IEEE Trans Pattern Anal Mach Intell. 2017 Jan;39(1):115-127. doi: 10.1109/TPAMI.2016.2537339. Epub 2016 Mar 2.
In this work, we address the human parsing task with a novel Contextualized Convolutional Neural Network (Co-CNN) architecture, which well integrates the cross-layer context, global image-level context, semantic edge context, within-super-pixel context and cross-super-pixel neighborhood context into a unified network. Given an input human image, Co-CNN produces the pixelwise categorization in an end-to-end way. First, the cross-layer context is captured by our basic local-to-global-to-local structure, which hierarchically combines the global semantic information and the local fine details across different convolutional layers. Second, the global image-level label prediction is used as an auxiliary objective in the intermediate layer of the Co-CNN, and its outputs are further used for guiding the feature learning in subsequent convolutional layers to leverage the global image-level context. Third, semantic edge context is further incorporated into Co-CNN, where the high-level semantic boundaries are leveraged to guide pixel-wise labeling. Finally, to further utilize the local super-pixel contexts, the within-super-pixel smoothing and cross-super-pixel neighbourhood voting are formulated as natural sub-components of the Co-CNN to achieve the local label consistency in both training and testing process. Comprehensive evaluations on two public datasets well demonstrate the significant superiority of our Co-CNN over other state-of-the-arts for human parsing. In particular, the F-1 score on the large dataset [1] reaches 81.72 percent by Co-CNN, significantly higher than 62.81 percent and 64.38 percent by the state-of-the-art algorithms, M-CNN [2] and ATR [1], respectively. By utilizing our newly collected large dataset for training, our Co-CNN can achieve 85.36 percent in F-1 score.
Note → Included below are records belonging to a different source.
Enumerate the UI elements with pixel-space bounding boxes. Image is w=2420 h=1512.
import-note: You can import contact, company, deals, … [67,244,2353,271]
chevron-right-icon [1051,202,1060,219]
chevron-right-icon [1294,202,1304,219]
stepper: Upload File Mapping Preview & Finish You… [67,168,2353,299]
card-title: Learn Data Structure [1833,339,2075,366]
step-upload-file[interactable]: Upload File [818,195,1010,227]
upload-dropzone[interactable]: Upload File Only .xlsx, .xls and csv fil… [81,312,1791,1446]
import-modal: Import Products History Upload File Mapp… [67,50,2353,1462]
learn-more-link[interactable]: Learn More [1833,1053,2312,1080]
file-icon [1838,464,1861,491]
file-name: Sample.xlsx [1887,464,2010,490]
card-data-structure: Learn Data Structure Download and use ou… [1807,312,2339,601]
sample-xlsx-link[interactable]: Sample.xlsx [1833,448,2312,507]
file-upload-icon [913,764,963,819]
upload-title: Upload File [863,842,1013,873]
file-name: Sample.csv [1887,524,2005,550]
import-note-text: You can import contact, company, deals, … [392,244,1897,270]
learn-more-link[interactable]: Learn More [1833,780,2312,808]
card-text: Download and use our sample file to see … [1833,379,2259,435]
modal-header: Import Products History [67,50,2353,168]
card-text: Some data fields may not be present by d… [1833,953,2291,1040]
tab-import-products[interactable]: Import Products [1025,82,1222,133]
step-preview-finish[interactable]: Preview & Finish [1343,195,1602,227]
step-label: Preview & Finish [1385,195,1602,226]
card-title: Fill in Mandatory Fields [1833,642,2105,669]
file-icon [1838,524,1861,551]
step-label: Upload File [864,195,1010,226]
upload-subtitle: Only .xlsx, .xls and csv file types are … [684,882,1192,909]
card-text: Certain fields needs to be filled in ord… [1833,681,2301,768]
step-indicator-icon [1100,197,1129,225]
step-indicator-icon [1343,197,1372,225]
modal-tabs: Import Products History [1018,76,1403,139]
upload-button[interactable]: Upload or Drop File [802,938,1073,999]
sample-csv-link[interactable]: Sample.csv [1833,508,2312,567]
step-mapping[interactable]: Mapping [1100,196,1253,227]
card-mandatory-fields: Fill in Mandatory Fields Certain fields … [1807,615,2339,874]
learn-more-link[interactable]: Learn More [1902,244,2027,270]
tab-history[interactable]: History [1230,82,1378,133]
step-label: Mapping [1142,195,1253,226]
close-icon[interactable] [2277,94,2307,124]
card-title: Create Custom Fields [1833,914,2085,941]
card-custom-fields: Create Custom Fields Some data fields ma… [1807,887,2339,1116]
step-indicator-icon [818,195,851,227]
在这项工作中,我们使用一种新颖的上下文卷积神经网络(Co-CNN)架构来处理人体解析任务,该架构将跨层上下文、全局图像级上下文、语义边缘上下文、超像素内上下文和跨超像素邻域上下文很好地集成到一个统一的网络中。给定一幅输入的人体图像,Co-CNN以端到端的方式生成像素级分类。首先,我们通过基本的局部到全局再到局部结构捕捉跨层上下文,该结构将不同卷积层的全局语义信息和局部精细细节分层结合起来。其次,全局图像级标签预测在Co-CNN的中间层用作辅助目标,其输出进一步用于指导后续卷积层的特征学习,以利用全局图像级上下文。第三,语义边缘上下文进一步融入Co-CNN,利用高层语义边界来指导像素级标注。最后,为了进一步利用局部超像素上下文,将超像素内平滑和跨超像素邻域投票作为Co-CNN的自然子组件,以在训练和测试过程中实现局部标签一致性。在两个公共数据集上的综合评估充分证明了我们的Co-CNN相对于其他最先进的人体解析方法具有显著优势。特别是,Co-CNN在大型数据集[1]上的F-1分数达到81.72%,分别显著高于最先进算法M-CNN[2]和ATR[1]的62.81%和64.38%。通过使用我们新收集的大型数据集进行训练,我们的Co-CNN在F-1分数上可以达到85.36%。